Баженин протянул за бумагами руку — толстые пальцы в перстнях и кольцах дрожали.
— Ого! — усмехнулся Федор Матвеевич. — Видать, слезное было прощание с государем в Холмогорах?
И с хрустом надкусил сочное яблоко.
Глазки Баженина злобно блеснули из-под опухших век: молод воевода, а как разговаривает! Ничего, еще прижмем, запищишь у нас, возрыдаешь слезно, Федор Матвеевич! Не таким хребты ломали!

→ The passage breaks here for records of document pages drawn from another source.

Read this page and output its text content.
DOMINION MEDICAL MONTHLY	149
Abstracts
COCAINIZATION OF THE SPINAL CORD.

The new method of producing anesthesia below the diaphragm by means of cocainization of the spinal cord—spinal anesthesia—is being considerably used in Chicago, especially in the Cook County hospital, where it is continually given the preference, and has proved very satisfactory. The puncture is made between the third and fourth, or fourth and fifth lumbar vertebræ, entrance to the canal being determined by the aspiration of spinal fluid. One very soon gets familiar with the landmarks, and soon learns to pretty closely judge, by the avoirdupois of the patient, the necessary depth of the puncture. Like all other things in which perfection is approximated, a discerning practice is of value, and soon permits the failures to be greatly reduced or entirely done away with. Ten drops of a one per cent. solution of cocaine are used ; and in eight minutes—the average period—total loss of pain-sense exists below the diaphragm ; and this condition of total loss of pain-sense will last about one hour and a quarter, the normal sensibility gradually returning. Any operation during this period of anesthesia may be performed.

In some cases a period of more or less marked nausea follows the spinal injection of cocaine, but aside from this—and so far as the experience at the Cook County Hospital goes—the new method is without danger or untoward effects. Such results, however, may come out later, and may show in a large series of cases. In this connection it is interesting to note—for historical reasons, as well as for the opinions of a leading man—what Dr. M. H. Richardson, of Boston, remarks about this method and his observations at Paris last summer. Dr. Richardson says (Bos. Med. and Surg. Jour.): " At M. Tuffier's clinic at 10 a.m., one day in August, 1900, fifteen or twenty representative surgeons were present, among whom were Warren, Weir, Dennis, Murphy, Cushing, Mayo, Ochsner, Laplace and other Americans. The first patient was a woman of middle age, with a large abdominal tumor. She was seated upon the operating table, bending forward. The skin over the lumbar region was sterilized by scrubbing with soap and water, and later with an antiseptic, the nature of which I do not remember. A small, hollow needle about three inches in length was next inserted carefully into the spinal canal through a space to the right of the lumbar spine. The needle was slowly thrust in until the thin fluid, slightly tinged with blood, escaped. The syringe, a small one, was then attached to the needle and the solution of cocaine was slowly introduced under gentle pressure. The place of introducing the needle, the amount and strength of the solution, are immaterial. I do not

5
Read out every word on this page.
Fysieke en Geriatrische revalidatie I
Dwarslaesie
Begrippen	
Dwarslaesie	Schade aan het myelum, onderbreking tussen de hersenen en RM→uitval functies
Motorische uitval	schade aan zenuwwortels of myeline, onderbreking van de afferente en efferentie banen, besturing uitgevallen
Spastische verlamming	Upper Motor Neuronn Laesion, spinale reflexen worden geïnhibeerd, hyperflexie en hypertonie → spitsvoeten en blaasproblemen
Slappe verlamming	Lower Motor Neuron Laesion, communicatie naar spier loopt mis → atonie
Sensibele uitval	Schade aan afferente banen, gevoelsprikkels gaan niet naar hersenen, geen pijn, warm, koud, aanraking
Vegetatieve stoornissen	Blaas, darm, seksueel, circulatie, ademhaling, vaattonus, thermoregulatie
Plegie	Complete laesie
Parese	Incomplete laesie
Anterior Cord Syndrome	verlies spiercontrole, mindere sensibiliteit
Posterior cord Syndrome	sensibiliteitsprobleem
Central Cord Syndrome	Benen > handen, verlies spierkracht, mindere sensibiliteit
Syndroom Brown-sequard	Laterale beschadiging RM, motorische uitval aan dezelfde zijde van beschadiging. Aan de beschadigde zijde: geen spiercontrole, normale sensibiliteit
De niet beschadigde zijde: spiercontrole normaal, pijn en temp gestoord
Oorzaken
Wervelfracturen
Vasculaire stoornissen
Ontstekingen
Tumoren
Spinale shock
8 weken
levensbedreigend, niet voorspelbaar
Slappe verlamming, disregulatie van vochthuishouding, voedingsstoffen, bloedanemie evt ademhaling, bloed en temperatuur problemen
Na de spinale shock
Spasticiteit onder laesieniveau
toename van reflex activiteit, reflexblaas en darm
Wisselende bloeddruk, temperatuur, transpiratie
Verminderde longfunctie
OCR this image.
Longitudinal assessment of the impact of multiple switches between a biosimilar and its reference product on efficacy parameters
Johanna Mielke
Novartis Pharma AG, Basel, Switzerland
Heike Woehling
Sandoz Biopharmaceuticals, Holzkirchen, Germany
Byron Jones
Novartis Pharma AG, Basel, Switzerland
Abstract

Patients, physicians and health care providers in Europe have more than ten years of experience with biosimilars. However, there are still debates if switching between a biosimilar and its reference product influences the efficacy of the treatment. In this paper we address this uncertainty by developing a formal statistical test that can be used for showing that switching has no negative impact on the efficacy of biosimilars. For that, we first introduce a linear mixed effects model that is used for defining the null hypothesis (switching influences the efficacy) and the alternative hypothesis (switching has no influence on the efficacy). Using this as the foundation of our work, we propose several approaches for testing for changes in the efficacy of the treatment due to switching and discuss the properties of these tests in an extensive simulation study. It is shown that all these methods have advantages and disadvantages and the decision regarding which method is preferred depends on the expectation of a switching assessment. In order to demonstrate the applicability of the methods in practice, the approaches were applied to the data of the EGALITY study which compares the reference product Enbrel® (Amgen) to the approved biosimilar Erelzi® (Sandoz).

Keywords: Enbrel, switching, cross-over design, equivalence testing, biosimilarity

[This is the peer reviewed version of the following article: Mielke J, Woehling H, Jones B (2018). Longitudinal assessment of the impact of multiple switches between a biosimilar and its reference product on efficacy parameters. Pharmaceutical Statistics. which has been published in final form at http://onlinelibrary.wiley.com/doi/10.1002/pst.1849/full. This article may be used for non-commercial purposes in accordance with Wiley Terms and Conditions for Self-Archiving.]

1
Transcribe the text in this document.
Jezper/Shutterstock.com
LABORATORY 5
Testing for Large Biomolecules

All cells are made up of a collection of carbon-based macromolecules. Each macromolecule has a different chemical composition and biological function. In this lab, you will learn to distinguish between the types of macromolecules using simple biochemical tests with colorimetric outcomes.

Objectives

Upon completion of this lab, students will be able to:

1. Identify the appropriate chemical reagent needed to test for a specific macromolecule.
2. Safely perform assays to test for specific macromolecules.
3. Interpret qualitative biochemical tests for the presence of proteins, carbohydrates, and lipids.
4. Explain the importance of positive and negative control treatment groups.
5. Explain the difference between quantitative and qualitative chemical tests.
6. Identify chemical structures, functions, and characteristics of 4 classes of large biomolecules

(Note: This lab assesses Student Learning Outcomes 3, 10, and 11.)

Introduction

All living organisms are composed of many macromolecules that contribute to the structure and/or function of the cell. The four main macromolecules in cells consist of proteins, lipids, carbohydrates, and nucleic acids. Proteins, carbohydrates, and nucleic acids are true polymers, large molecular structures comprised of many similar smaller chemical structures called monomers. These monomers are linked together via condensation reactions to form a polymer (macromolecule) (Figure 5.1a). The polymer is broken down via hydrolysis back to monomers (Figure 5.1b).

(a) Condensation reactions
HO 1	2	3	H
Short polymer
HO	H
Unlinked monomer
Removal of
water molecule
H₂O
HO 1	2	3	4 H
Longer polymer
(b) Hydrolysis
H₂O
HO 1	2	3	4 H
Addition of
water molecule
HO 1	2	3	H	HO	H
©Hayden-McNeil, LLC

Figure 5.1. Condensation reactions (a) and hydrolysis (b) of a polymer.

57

Но ничего не сказал, поклонился, вздохнул, словно каясь.
— Так вот и начинай! — сказал Апраксин. — Медлить не для чего! Пусть народишко лес возит, пилит, обтесывает. Верфи еще толком не достроены, порядку нигде нет. Государева воля, сам ведаешь, Петр Алексеевич шутить не любит. Не нынче-завтра мы с Сильвестром Петровичем сами приедем смотреть, как делаешь. Увидим — худо, не пожалеем. Да ты садись, что стоишь, в ногах правды нет. Винца налить?
Баженин сел, стул заморской работы на львиных лапах затрещал под его дородным телом. Прикинувшись добродушным, почтительным, даже робким, сказал, что не смеет, а то бы попросил водочки — опохмелиться. Федор Матвеевич смотрел на него прищурившись, холодно, недоверчиво, постукивая пальцами по столешнице.